Another night Chris and I went ice skating. It was a “warm” night somewhere around 0° so we went to the outdoor rinks instead of the indoor rink which was always very crowded, rowdy, and noisy (deafening actually—it was a metal building with ice on the floor so it echoed terribly). On the one rink there were a group of six kids on one end playing hockey, and on the other a half dozen girls from the local figure skating club practicing their jumps and twirls. Johnsong Lee, the Korean pastor who was a speed skater while growing up in Korea, was skating around the edge of the second rink in that long fluid motion to typical of speed skaters. All of this skating, the beauty of the speed skater and the figure skaters, the intensity of the hockey players, and the laughter and joy from the recreational skaters, was happening on the ice as the Northern Lights skated across the sky.
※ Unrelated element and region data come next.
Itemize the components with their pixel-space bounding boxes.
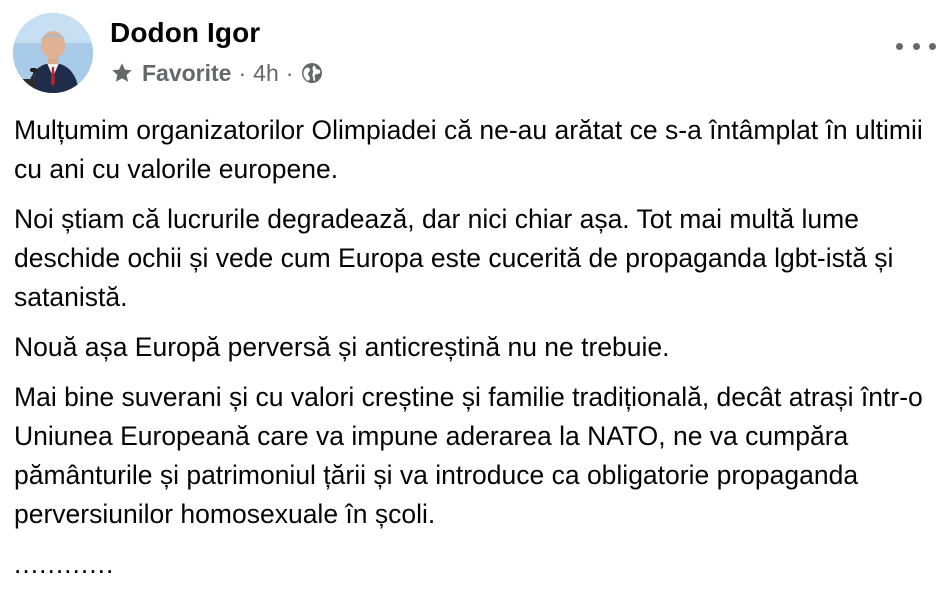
meta-separator: · [238,59,247,86]
post-paragraph: Mulțumim organizatorilor Olimpiadei că n… [14,115,923,184]
dot [929,42,936,50]
star-icon [110,61,134,85]
dot [896,42,903,50]
author-name[interactable]: Dodon Igor [110,15,260,51]
dot [912,42,920,50]
globe-icon[interactable] [301,62,323,84]
facebook-post: Dodon Igor Favorite · 4h · Mulțumim orga… [0,0,952,590]
more-options-icon[interactable] [896,36,936,56]
favorite-label[interactable]: Favorite [142,60,231,87]
see-more-dots: ............ [14,549,115,579]
meta-separator: · [285,59,294,86]
post-text: Mulțumim organizatorilor Olimpiadei că n… [14,111,944,584]
post-paragraph: Nouă așa Europă perversă și anticreștină… [14,332,670,362]
post-paragraph: Mai bine suverani și cu valori creștine … [14,382,923,529]
post-meta: Favorite · 4h · [110,58,323,88]
avatar[interactable] [13,13,93,93]
post-time[interactable]: 4h [253,60,279,87]
post-paragraph: Noi știam că lucrurile degradează, dar n… [14,204,894,312]
avatar-photo [13,13,93,93]
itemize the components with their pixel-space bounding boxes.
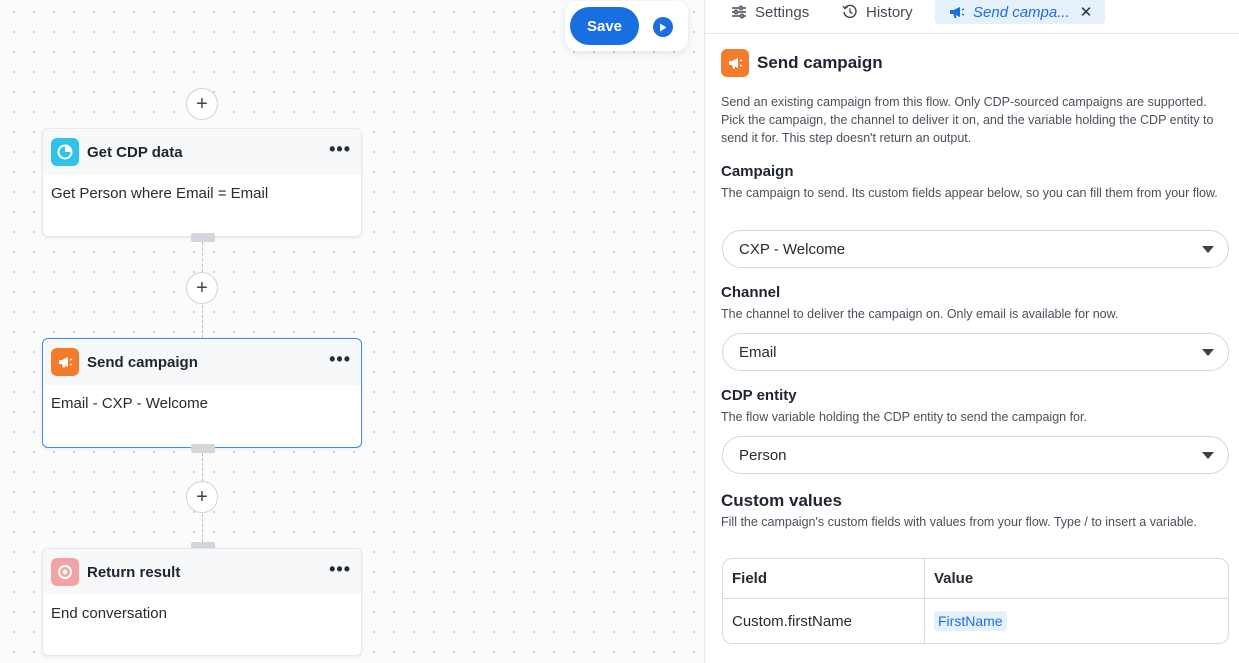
cdp-entity-help: The flow variable holding the CDP entity… <box>721 410 1087 424</box>
tab-history[interactable]: History <box>842 0 913 24</box>
field-cell: Custom.firstName <box>723 599 925 643</box>
chevron-down-icon <box>1202 349 1214 356</box>
close-icon[interactable]: ✕ <box>1080 3 1093 21</box>
history-icon <box>842 4 858 20</box>
tab-label: Send campa... <box>973 3 1070 21</box>
node-return-result[interactable]: Return result ••• End conversation <box>42 548 362 656</box>
save-button[interactable]: Save <box>570 7 639 45</box>
node-title: Return result <box>87 563 181 581</box>
custom-values-title: Custom values <box>721 491 842 510</box>
custom-values-help: Fill the campaign's custom fields with v… <box>721 515 1197 529</box>
node-get-cdp-data[interactable]: Get CDP data ••• Get Person where Email … <box>42 128 362 237</box>
tab-settings[interactable]: Settings <box>731 0 809 24</box>
node-body: Email - CXP - Welcome <box>51 395 208 412</box>
target-icon <box>51 558 79 586</box>
node-body: Get Person where Email = Email <box>51 185 269 202</box>
save-toolbar: Save <box>565 1 688 51</box>
channel-label: Channel <box>721 284 781 301</box>
chevron-down-icon <box>1202 452 1214 459</box>
tab-label: History <box>866 3 913 21</box>
chevron-down-icon <box>1202 246 1214 253</box>
connector-line <box>202 242 203 272</box>
megaphone-icon <box>51 348 79 376</box>
more-menu-icon[interactable]: ••• <box>329 559 351 580</box>
node-header: Send campaign ••• <box>43 339 361 385</box>
megaphone-icon <box>949 5 965 20</box>
cdp-entity-select[interactable]: Person <box>722 436 1229 474</box>
connector-line <box>202 514 203 542</box>
table-header: Field Value <box>723 559 1228 599</box>
panel-header: Send campaign <box>721 49 1229 77</box>
node-header: Get CDP data ••• <box>43 129 361 175</box>
tab-send-campaign[interactable]: Send campa... ✕ <box>935 0 1105 24</box>
table-row: Custom.firstName FirstName <box>723 599 1228 643</box>
panel-description: Send an existing campaign from this flow… <box>721 95 1214 145</box>
add-step-button[interactable]: + <box>186 272 218 304</box>
more-menu-icon[interactable]: ••• <box>329 349 351 370</box>
connector-line <box>202 305 203 338</box>
connector-line <box>202 453 203 481</box>
panel-title: Send campaign <box>757 53 883 72</box>
settings-panel: Settings History Send campa... ✕ Send ca… <box>704 0 1239 663</box>
channel-select[interactable]: Email <box>722 333 1229 371</box>
add-step-button[interactable]: + <box>186 88 218 120</box>
node-body: End conversation <box>51 605 167 622</box>
campaign-label: Campaign <box>721 163 794 180</box>
column-header-field: Field <box>723 559 925 598</box>
tab-label: Settings <box>755 3 810 21</box>
variable-chip[interactable]: FirstName <box>934 611 1007 631</box>
node-title: Send campaign <box>87 353 198 371</box>
select-value: Email <box>739 343 777 361</box>
more-menu-icon[interactable]: ••• <box>329 139 351 160</box>
cdp-icon <box>51 138 79 166</box>
select-value: CXP - Welcome <box>739 240 846 258</box>
add-step-button[interactable]: + <box>186 481 218 513</box>
select-value: Person <box>739 446 787 464</box>
channel-help: The channel to deliver the campaign on. … <box>721 307 1119 321</box>
flow-canvas[interactable]: Save + Get CDP data ••• Get Person where… <box>0 0 704 663</box>
node-title: Get CDP data <box>87 143 183 161</box>
node-handle[interactable] <box>191 444 215 453</box>
campaign-help: The campaign to send. Its custom fields … <box>721 186 1218 200</box>
play-icon[interactable] <box>653 17 673 37</box>
node-header: Return result ••• <box>43 549 361 595</box>
campaign-select[interactable]: CXP - Welcome <box>722 230 1229 268</box>
cdp-entity-label: CDP entity <box>721 387 797 404</box>
value-cell[interactable]: FirstName <box>925 599 1228 643</box>
sliders-icon <box>731 5 747 19</box>
megaphone-icon <box>721 49 749 77</box>
column-header-value: Value <box>934 570 974 587</box>
custom-values-table: Field Value Custom.firstName FirstName <box>722 558 1229 644</box>
panel-tabs: Settings History Send campa... ✕ <box>705 0 1239 34</box>
node-handle[interactable] <box>191 233 215 242</box>
node-send-campaign[interactable]: Send campaign ••• Email - CXP - Welcome <box>42 338 362 448</box>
The aurora added a certain flare to the figure skaters and a flourish to the hockey players’ activity. It created a sense of celebration to an evening that was otherwise simply fun.
The Northern Lights didn’t simply reflect what was happening on earth below, they rather magnified those activities. The loneliness was deeper and more stark, the play was more festive, the landscape was imbued with even more mystery and wonder. It is no wonder that a great deal of folklore is therefore associated with the Northern Lights. It is a common belief that you can smell them when they are particularly intense. Others claim that they can be heard if you listen carefully. From a scientific perspective none of this makes any sense at all. The effect occurs outside the atmosphere up in the ionosphere. There is no way that sound and smell could work their way from there to here. A rational person would simply not consider it as reasonable.
But when you stop the car on the side of the road, forty miles from anywhere, step out onto the crunching snow, and watch the aurora dance from south to north across the sky, you just can’t help but get caught up in the mystery of the moment. You may cock your head to one side and listen. You may sniff the air. You may even turn off the car ignition so you are left in the utter silence and aloneness of Alaska under the Northern Lights and search the air from the slightest sound. In the end, you get back into the car trying to convince yourself that you have heard or smelled nothing, but you get into the car changed—expanded and renewed for your efforts at experiencing fully the Northern Lights.